Day 4 started with an epic Star Wars Miniatures Battle for Hoth. As the Empire, we thought for sure our AT-ATs and AT-STs would make short work of that pesky rebellion, but just like in the movies, we were thrown back. By the time the dust settled, we had completed only one of our four objectives, and the Rebels had completed all of theirs. We never even made it into Echo Base. Verdict: resounding victory for the Rebels.
I spent the last few hours roaming the hall, picking up some last minute things: a few figures from Dark Sword Miniatures, Roll For It from Calliope Games, a couple X-Wing minis from FFG, the Rivet Wars promo from Cool Mini or Not, and a couple games for review.

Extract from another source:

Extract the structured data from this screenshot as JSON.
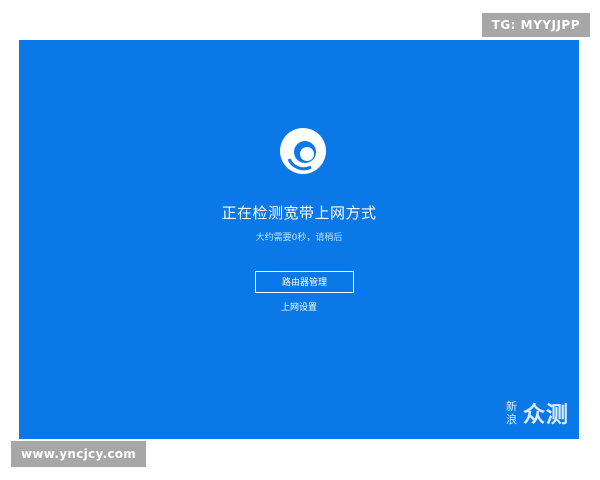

On the way out I snuck in a game of Bling Bling Gemstone, which is really just a reskinned version of Tok Tok Woodman. It’s a mindless, anyone-can-play, dexterity game that’s fun the first couple times you play it. Not something you’ll really sink your teeth into but great for when you have to fill 15-20 minutes and are up for a laugh.
I also played a couple quick games of Cypher from AEG. I’ve been told that Cypher is Lost Legacy on steroids and that Lost Legacy is Love Letter on steroids. Did you follow all that? I’d never played any of those games so we just plowed ahead. In Cypher your goal is to have the most points from the three face-up cards in front of you once the Cypher Anomaly is played, ending the game. Each card is worth a particular amount of points and also has an ability that’s triggered when it’s played. To further complicate matters, each card belongs to the upper, middle, or lower class, and they interact differently with the various classes. It feels like it would play better with 3+ but we only had two, so we made do.
And that’s about it. Another year in the books. Another Gen Con. Another week of being surrounded by tens of thousands of other gamers. Another great time. Until next year, keep playing!